While DeCamillis said he hopes and expects that his company won't be harmed by the acquisition, he acknowledged that the company's overall leadership structure might change as it's folded into HNA.
"You would think that it would make sense that they would do some type of consolidation, so yeah, I think it [could] happen," DeCamillis said.
Guy Baroan, president of Elmwood Park, N.J.-based Baroan Technologies, has met Read once or twice and said he came away very impressed with him. Still, Baroan said Read's involvement is more on the back end and at higher levels of the operation, while Paul Bay is more involved in the direction and drive of Ingram Micro's partner community in the United States.

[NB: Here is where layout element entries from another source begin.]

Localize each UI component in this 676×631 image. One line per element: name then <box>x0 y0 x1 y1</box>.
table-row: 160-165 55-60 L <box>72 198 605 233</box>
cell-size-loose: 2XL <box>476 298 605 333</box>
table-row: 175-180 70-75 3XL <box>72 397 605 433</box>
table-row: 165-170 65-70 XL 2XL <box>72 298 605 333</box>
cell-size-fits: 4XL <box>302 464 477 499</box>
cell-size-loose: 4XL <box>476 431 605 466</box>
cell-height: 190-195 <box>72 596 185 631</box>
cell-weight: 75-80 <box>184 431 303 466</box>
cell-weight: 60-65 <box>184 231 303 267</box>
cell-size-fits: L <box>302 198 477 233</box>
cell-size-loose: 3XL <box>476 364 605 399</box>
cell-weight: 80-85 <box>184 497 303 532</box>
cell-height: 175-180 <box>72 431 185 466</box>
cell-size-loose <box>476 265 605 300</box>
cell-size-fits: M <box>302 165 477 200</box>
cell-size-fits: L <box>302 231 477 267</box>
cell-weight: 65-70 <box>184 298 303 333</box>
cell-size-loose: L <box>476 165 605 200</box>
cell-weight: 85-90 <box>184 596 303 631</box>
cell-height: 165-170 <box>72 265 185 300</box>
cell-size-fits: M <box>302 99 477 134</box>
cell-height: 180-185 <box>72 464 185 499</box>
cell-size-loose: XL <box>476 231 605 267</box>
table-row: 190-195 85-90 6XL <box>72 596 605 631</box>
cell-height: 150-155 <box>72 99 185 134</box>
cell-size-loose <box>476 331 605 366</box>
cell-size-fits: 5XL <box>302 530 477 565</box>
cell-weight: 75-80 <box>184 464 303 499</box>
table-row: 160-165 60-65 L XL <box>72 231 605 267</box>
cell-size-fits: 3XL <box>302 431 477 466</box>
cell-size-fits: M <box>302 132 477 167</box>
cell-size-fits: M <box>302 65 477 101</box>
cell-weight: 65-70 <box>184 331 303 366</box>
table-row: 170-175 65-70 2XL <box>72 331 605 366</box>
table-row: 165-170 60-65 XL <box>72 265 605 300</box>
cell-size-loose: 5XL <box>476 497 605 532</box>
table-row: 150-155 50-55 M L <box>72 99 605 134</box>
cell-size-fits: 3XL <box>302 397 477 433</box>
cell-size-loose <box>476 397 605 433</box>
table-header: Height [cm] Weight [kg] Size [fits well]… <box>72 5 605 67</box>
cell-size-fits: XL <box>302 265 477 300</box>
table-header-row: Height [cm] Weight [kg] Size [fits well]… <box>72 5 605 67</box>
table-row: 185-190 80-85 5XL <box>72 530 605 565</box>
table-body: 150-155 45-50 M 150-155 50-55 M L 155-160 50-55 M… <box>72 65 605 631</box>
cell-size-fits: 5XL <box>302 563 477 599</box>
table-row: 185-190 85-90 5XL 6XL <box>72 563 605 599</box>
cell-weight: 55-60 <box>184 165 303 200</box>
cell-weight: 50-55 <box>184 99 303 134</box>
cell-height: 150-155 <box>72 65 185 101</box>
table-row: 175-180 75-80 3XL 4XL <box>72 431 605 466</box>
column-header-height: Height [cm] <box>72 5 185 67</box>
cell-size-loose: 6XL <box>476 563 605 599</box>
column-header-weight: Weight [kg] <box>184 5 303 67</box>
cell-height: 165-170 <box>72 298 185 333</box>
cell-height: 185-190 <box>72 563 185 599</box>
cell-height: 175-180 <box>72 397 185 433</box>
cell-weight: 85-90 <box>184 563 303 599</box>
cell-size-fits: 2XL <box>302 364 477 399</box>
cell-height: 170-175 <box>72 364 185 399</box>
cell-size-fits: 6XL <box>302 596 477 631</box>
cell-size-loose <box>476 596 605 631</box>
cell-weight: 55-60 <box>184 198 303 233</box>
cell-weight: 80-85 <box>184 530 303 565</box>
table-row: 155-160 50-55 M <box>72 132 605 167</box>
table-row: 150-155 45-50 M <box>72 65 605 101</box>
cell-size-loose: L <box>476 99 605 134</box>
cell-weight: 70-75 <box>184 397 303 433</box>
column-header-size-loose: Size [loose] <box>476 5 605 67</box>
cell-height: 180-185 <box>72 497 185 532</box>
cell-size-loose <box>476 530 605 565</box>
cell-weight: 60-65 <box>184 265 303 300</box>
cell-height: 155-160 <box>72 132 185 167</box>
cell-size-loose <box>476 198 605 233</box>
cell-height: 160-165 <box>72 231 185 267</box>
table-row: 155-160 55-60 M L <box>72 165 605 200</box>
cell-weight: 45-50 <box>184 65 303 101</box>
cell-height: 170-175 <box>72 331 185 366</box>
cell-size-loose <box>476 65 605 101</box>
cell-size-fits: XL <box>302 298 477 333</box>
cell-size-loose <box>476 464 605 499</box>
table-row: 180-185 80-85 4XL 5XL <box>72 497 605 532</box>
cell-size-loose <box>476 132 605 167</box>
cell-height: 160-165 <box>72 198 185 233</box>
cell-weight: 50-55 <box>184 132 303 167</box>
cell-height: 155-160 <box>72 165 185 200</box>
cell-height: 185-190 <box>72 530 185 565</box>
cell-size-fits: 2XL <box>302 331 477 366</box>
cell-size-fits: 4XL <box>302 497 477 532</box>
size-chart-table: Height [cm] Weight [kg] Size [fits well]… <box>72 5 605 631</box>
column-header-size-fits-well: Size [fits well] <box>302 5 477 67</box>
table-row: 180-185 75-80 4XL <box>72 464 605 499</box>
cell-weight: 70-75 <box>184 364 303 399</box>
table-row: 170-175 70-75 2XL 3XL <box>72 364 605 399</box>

"For us, it would be more troubling if Paul Bay were to be leaving," Baroan said.
Bay told CRN on Friday that he will be remaining with Ingram Micro and continuing to lead the U.S. and Export businesses.
Read will continue to receive his base salary (which was $747,115 in 2014), benefits and equity award vesting until he leaves the company in September.
If Read signs a general release and departs within six months of a change in who controls Ingram Micro, he will be eligible to receive a severance payment equal to twice his salary and target bonus (which was $180,000 in 2013 and 2014), a prorated 2016 bonus, one year's worth of health insurance coverage payments, outplacement services and accelerated vesting of outstanding equity awards.
Ingram Micro’s stock was up 0.1 percent in after-hours trading Tuesday, to $35.75 per share, more than 8 percent below Tianjin Tianhai's offering price of $38.90 per share. Read's departure was announced after the market closed.